It’s not easy being green—especially considering most of the western world is programmed to grab the faster, cheaper option (even if it’s not necessarily better). Not so long ago, and still today in many cultures around the world, people gathered their harvest in the fall and prepared for a long winter without much access to fresh foods. Nowadays, we have the ability to get our food from all over the world. But consider this: access to food that is out of season and shipped from elsewhere to be sold by your local grocer is neither sustainable for the environment nor optimal for your health. Let’s explore why it’s important to eat local and seasonal food and how you can plan ahead to enjoy your favorite foods year-round.
When food is shipped from outside your general region (say, for example, 100 miles outside your home), the fuel consumption and the emission of air pollution from greenhouse gases as a result of transporting these items have a direct impact on the environment. Specifically, transportation potentially affects global warming. Plus, the materials used to seal and package these foods—including glass, plastic, cardboard and metal—require a lot of energy, water, and other natural resources to produce, and contribute to significant waste that, if not disposed of properly, pollutes the air, water, and soil.
When it comes to your health, YL founder Victoria explains, “All produce grown abroad—organic included—is picked, washed, and often sealed prior to the journey to its international destination. This preparation, plus transit, time spent in the store, then in the refrigerator, adds up to a significant time from farm to table. As food ages, especially produce, the nutrient value declines.”
Conversely, the farms in your region provide the nutrients you need for optimal health because their foods are, quite simply, fresher. Although some farms are not officially certified as organic due to the high costs associated with that accreditation, many use organic-like practices. Organic farms and farms that employ organic practices contribute to the well-being of the environment by conserving and maintaining water and soil quality, minimizing health threats to farm workers, and encouraging biodiversity (in which a natural variety of plant life positively affects the soil) and a sustainable biosystem.
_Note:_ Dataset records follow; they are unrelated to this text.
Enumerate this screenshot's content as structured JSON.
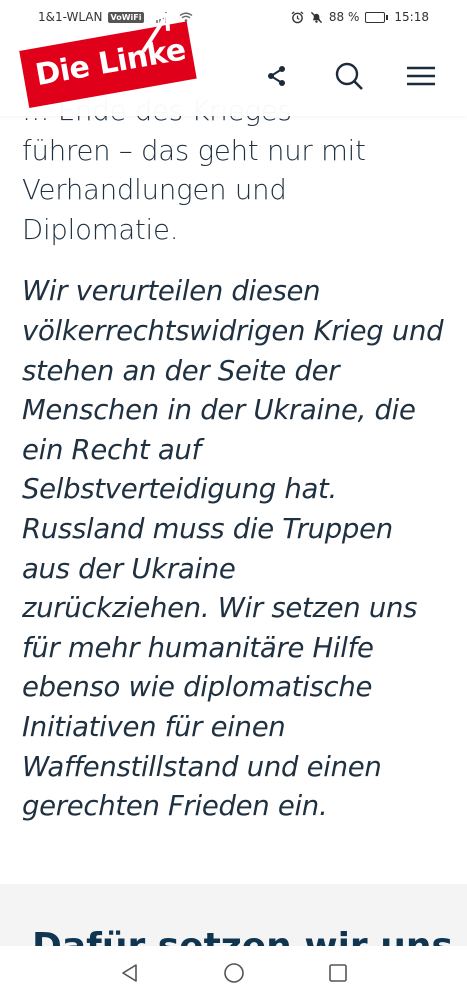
{
  "status_bar": {
    "carrier": "1&1-WLAN",
    "vowifi": "VoWiFi",
    "battery_percent": "88 %",
    "battery_level": 0.88,
    "time": "15:18"
  },
  "header": {
    "logo_text": "Die Linke",
    "brand_color": "#e1001a",
    "icons": [
      "share-icon",
      "search-icon",
      "menu-icon"
    ]
  },
  "article": {
    "paragraph1_lines": [
      "… Ende des Krieges",
      "führen – das geht nur mit",
      "Verhandlungen und",
      "Diplomatie."
    ],
    "paragraph2_lines": [
      "Wir verurteilen diesen",
      "völkerrechtswidrigen Krieg und",
      "stehen an der Seite der",
      "Menschen in der Ukraine, die",
      "ein Recht auf",
      "Selbstverteidigung hat.",
      "Russland muss die Truppen",
      "aus der Ukraine",
      "zurückziehen. Wir setzen uns",
      "für mehr humanitäre Hilfe",
      "ebenso wie diplomatische",
      "Initiativen für einen",
      "Waffenstillstand und einen",
      "gerechten Frieden ein."
    ]
  },
  "section": {
    "heading": "Dafür setzen wir uns"
  },
  "nav_bar": {
    "icons": [
      "back-icon",
      "home-icon",
      "recents-icon"
    ]
  }
}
Visiting your local farm and/or farmer’s market and speaking directly to the farmer is an easy way to get all the answers you need about how your food is grown and how long it travels from farm to table.
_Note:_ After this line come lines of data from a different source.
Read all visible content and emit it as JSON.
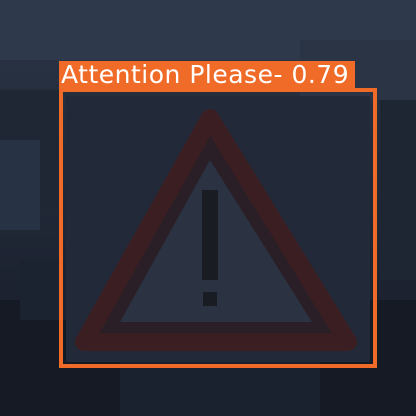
{
  "detection": {
    "label": "Attention Please-",
    "confidence": "0.79",
    "box_color": "#f06a28",
    "label_text_color": "#ffffff"
  }
}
Eating locally connects you with your local farms and your community, supports the environment, and gives you the natural nutrition your body needs. There is no better way to eat and support the environment.
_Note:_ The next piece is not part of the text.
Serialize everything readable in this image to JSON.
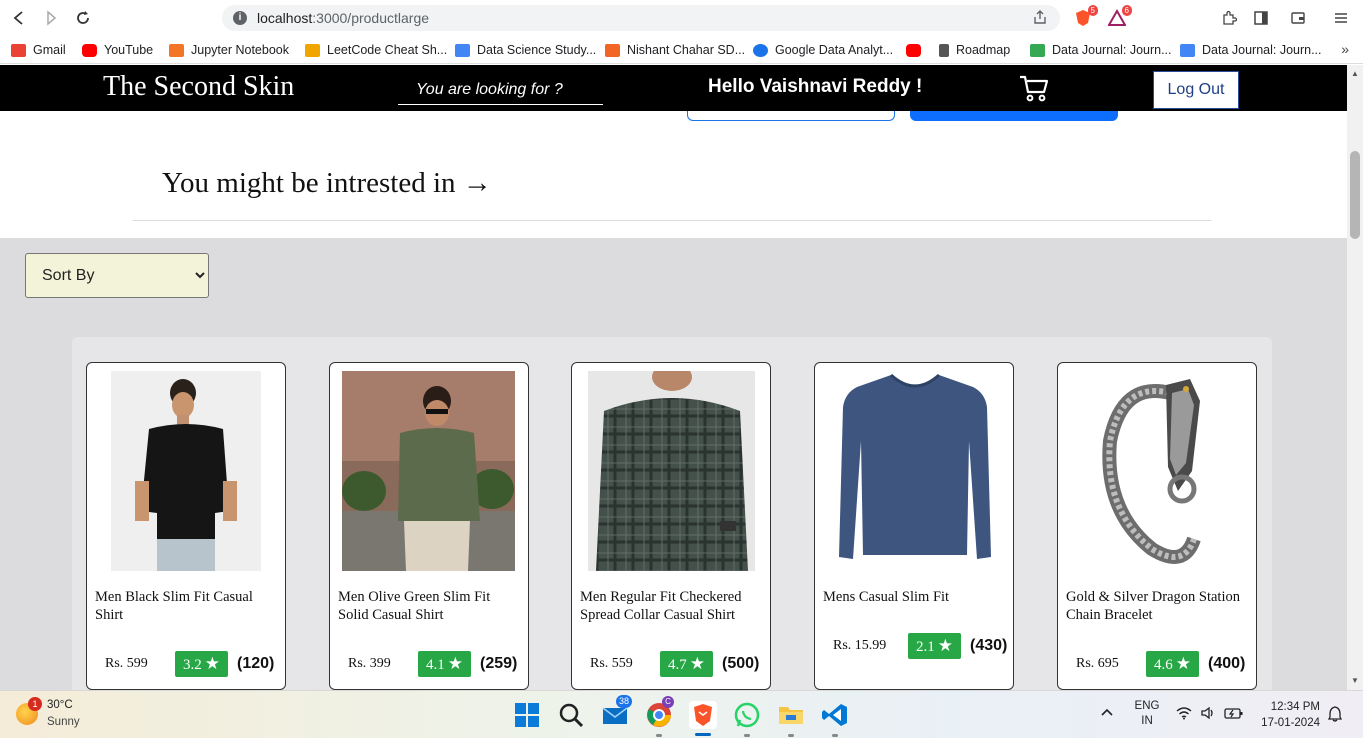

- Plan Ahead. Gather local foods in bulk and at the peak of the season, then focus on recipes that capitalize on the current harvest. This allows for healthier choices for your body and the planet. And if you love, say, blueberries, but can’t wait for summer to enjoy this fruit, the smartest solution is to plan ahead. Create a calendar of in-season foods to remind you to stock up on your favorites and preserve to eat out-of-season.
- Ask for deals. Make a visit to your local farmer’s market or fruit farm and ask about bulk discounts. Oftentimes farmers have set prices for individual items, but may negotiate for buying food in bulk. There may also be special deals toward the end of the market when farmers are looking to offload whatever didn’t sell.
- Can and freeze your favorite seasonal food. Canning and freezing food helps you gather local harvest, preserve it, and enjoy it out of season. Ask for tips on canning and freezing specific foods from your local farmer or research the process online.